O percarbonato de sódio ganhou espaço após viralizar por sua capacidade de auxiliar na limpeza de manchas e sujeiras mais resistentes. Em contato com a água, o composto libera oxigênio ativo e atua como alvejante e tira-manchas em tarefas que vão da lavanderia à limpeza de superfícies.
Livre de cloro, perfumes e corantes, o produto é biodegradável e se decompõe em água, oxigênio e carbonato de sódio. Pode ser usado em roupas brancas e coloridas, além de azulejos, rejuntes e plásticos, desde que haja indicação e compatibilidade com cada material.
“A quantidade, o tempo de contato e o tipo de material precisam ser considerados para que o consumidor aproveite seus benefícios sem correr riscos de danificar a superfície ou a peça.”
A orientação é de Rafael Alves dos Santos, especialista em limpeza da Ecoville, rede especializada em produtos de limpeza com sede em Cambuí (MG). Segundo ele, o consumidor deve ler o rótulo antes da compra e conferir as finalidades indicadas, a forma de aplicação e os cuidados necessários.

Molho pode reforçar a lavagem
Na lavanderia, o percarbonato pode ser usado no tratamento de roupas brancas e coloridas com manchas e resíduos difíceis, assim como em panos de prato muito engordurados. Sangue, vinho, suor e gordura estão entre as sujidades citadas pelo especialista.
A recomendação é deixar as peças de molho com cerca de duas colheres de sopa de percarbonato para cada litro de água quente, por pelo menos três horas. Depois desse período, elas podem seguir para a máquina de lavar com o sabão em pó ou líquido habitual, no ciclo normal de lavagem.
Antes da aplicação, é necessário verificar a etiqueta das roupas e as recomendações do fabricante, principalmente em peças delicadas ou que tenham alguma restrição específica.
Azulejos e rejuntes exigem compatibilidade
Fora do guarda-roupa, o produto também pode ser aplicado em azulejos, rejuntes e plásticos.
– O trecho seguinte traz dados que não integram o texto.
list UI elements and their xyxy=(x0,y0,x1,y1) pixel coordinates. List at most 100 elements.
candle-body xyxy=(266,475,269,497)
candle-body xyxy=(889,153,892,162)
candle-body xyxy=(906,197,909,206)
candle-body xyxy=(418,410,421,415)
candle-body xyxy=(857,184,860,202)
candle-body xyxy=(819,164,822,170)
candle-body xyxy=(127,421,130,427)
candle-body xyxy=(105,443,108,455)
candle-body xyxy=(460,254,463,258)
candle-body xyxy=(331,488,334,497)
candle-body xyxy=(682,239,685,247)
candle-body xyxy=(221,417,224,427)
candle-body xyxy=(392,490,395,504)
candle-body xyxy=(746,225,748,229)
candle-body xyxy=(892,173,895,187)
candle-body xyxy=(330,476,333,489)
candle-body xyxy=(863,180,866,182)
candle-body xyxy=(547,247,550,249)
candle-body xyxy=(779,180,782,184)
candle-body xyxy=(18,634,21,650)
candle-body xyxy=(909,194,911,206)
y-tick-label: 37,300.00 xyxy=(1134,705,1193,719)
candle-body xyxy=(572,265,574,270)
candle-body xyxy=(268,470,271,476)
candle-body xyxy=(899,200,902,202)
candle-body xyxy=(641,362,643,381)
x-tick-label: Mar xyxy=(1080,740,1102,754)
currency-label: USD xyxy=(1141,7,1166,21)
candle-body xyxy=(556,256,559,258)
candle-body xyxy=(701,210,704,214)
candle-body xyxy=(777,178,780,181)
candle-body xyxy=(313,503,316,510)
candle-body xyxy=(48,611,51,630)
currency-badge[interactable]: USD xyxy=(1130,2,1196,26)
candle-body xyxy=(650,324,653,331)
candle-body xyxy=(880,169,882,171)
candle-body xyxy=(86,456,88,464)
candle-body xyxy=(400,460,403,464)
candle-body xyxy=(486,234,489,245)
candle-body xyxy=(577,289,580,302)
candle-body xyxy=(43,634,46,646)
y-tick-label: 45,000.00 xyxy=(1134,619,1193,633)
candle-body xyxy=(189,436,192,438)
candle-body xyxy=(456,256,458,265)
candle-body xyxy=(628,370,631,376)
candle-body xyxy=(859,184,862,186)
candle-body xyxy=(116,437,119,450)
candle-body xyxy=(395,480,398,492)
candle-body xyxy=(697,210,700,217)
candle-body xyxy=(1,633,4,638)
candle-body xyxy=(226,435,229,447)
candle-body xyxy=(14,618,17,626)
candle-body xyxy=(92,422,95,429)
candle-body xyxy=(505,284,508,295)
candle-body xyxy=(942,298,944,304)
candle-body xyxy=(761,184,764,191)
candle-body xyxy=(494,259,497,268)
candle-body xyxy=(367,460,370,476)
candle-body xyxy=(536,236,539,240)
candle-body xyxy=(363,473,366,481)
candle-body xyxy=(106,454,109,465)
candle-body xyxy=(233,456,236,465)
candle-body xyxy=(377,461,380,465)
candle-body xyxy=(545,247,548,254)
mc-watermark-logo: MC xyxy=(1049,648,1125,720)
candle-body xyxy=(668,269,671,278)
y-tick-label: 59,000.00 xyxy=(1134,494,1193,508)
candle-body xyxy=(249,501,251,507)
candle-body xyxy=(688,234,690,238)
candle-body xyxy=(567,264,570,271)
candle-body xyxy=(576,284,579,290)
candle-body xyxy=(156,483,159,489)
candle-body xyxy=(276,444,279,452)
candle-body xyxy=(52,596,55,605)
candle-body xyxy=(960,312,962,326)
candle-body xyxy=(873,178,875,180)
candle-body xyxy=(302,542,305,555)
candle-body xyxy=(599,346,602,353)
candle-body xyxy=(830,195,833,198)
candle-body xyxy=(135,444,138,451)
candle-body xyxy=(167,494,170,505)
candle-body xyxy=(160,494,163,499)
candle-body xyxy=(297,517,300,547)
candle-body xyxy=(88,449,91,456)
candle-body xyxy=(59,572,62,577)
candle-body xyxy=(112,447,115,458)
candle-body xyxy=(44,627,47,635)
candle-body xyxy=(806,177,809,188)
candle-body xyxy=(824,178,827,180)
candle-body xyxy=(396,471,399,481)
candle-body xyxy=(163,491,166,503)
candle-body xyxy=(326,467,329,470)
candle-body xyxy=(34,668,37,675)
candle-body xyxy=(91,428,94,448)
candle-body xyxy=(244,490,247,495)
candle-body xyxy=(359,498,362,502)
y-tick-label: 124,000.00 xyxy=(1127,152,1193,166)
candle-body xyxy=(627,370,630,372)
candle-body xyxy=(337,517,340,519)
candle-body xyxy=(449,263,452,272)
A indicação, porém, não elimina a necessidade de conferir se a superfície é compatível e de seguir as instruções específicas de uso.
Em caso de dúvida, a recomendação é testar previamente a solução em uma pequena área. Também não se deve deixar o produto em contato com o tecido ou a superfície por mais tempo do que o indicado.
O excesso não melhora o resultado
Um dos principais cuidados é evitar misturas improvisadas com outros produtos de limpeza. Para Rafael, aumentar a quantidade de percarbonato na tentativa de obter uma limpeza mais intensa não é necessário e pode elevar o risco de danos ao material e à saúde.
“O excesso não significa maior eficiência e pode aumentar o risco de danos ao material e à própria saúde.”
O especialista reforça que o percarbonato é eficiente e versátil quando empregado corretamente. A chave, segundo ele, está em conhecer a finalidade do produto, respeitar as quantidades indicadas e entender as características do material que será tratado.